I had traveled to many places by the time I was 15 – UK, Spain, France, Italy, USA, Malaysia, Pakistan – but never had I really explored the hell I lived in. Saudi. It was the day after my 15th birthday, my dad decided to take a family trip to the outskirts of the Rub Al Khali* (the empty quarter). Surrounded by nothing but sand, no electricity, no good food, why would anyone even imagine a place like that let alone wanting to visit it? However, I agreed on going because, well, you only live once. And because my dad threatened to take away my PS3 if I didn’t. And so the journey had begun.

We left the house at around 12 AM hoping to catch the breathtaking dessert sunrise. A journey of five hours passed very quickly because… I slept throughout. As I opened my eyes to the purportedly hell I had promised myself to avoid my entire life, I witnessed the most magnificent sight that God had offered to mankind. Like a piece of heaven bestowed on earth just so people could know. Know how insignificant their worries are, how vast the earth actually is, and how nature has the capability to make you hate the things you love and love the things you hate. Twilight had taken over the dessert. It was a purple I cannot describe in contrast with the rich golden of the sand.

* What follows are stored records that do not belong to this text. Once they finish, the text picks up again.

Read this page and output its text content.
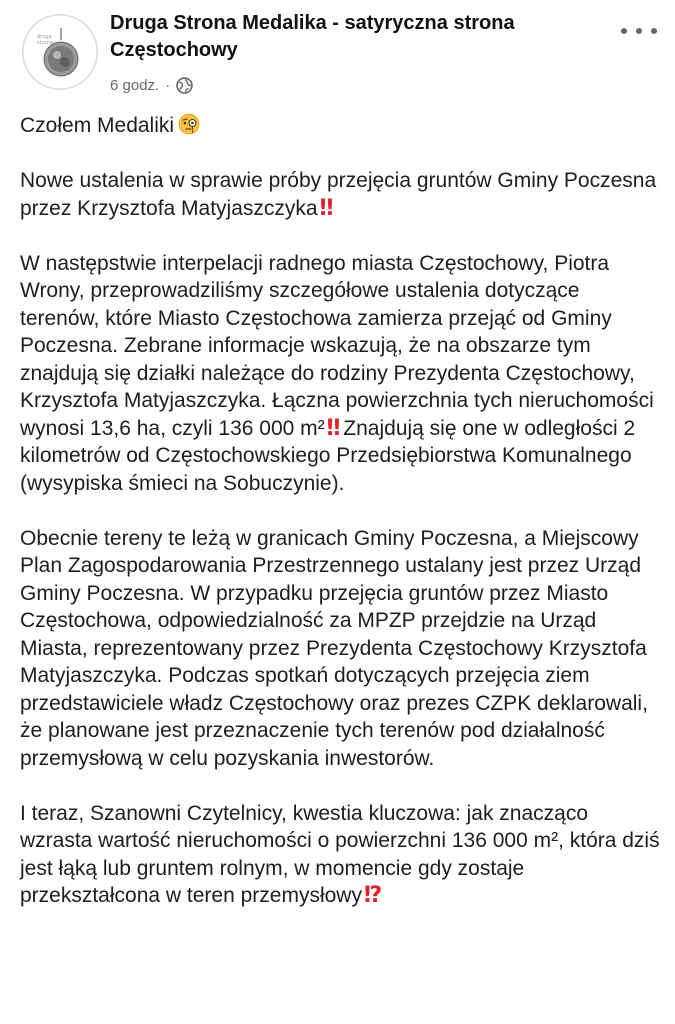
druga
strona
Druga Strona Medalika - satyryczna strona Częstochowy
6 godz. ·

Czołem Medaliki

Nowe ustalenia w sprawie próby przejęcia gruntów Gminy Poczesna przez Krzysztofa Matyjaszczyka‼

W następstwie interpelacji radnego miasta Częstochowy, Piotra Wrony, przeprowadziliśmy szczegółowe ustalenia dotyczące terenów, które Miasto Częstochowa zamierza przejąć od Gminy Poczesna. Zebrane informacje wskazują, że na obszarze tym znajdują się działki należące do rodziny Prezydenta Częstochowy, Krzysztofa Matyjaszczyka. Łączna powierzchnia tych nieruchomości wynosi 13,6 ha, czyli 136 000 m²‼ Znajdują się one w odległości 2 kilometrów od Częstochowskiego Przedsiębiorstwa Komunalnego (wysypiska śmieci na Sobuczynie).

Obecnie tereny te leżą w granicach Gminy Poczesna, a Miejscowy Plan Zagospodarowania Przestrzennego ustalany jest przez Urząd Gminy Poczesna. W przypadku przejęcia gruntów przez Miasto Częstochowa, odpowiedzialność za MPZP przejdzie na Urząd Miasta, reprezentowany przez Prezydenta Częstochowy Krzysztofa Matyjaszczyka. Podczas spotkań dotyczących przejęcia ziem przedstawiciele władz Częstochowy oraz prezes CZPK deklarowali, że planowane jest przeznaczenie tych terenów pod działalność przemysłową w celu pozyskania inwestorów.

I teraz, Szanowni Czytelnicy, kwestia kluczowa: jak znacząco wzrasta wartość nieruchomości o powierzchni 136 000 m², która dziś jest łąką lub gruntem rolnym, w momencie gdy zostaje przekształcona w teren przemysłowy⁉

I stepped out of the SUV ignoring anything mum, dad, or my sister were saying. I had found the place.

Our tent had already been set up. Everyone entered the tent, tired from the road trip, hoping to get some rest. Everyone but me. I sat right outside, my back against the wooden rod that supported the tent, my feet dug into the sand, just glazing into endless, beautifully carved dunes made of glimmering sand and the tiny specks of life far, far away. Only now do I come to realize that we might be the ones missing out – not the Bedouins. I now knew a place where I could seek refuge to from all the hustling of the world, all the daily stresses, where I could just come and…reflect.

The calm of the moment was disrupted by a high pitched sound. I looked up and saw what I had only seen in textbooks. A Golden Eagle. Flying into the horizon, such a prestigious creature, gliding in the air like it possessed the sky. It was everything I wanted to be in life.


My mind and my body were in comprehensive tranquility. This was my Nirvana.


*Burqa: A black dressing worn by females that covers them from head to toe revealing only the hands, eyes and feet.

*Rub Al-Khali: In the Southern part of Saudi Arabia. Largest sand dessert in the world.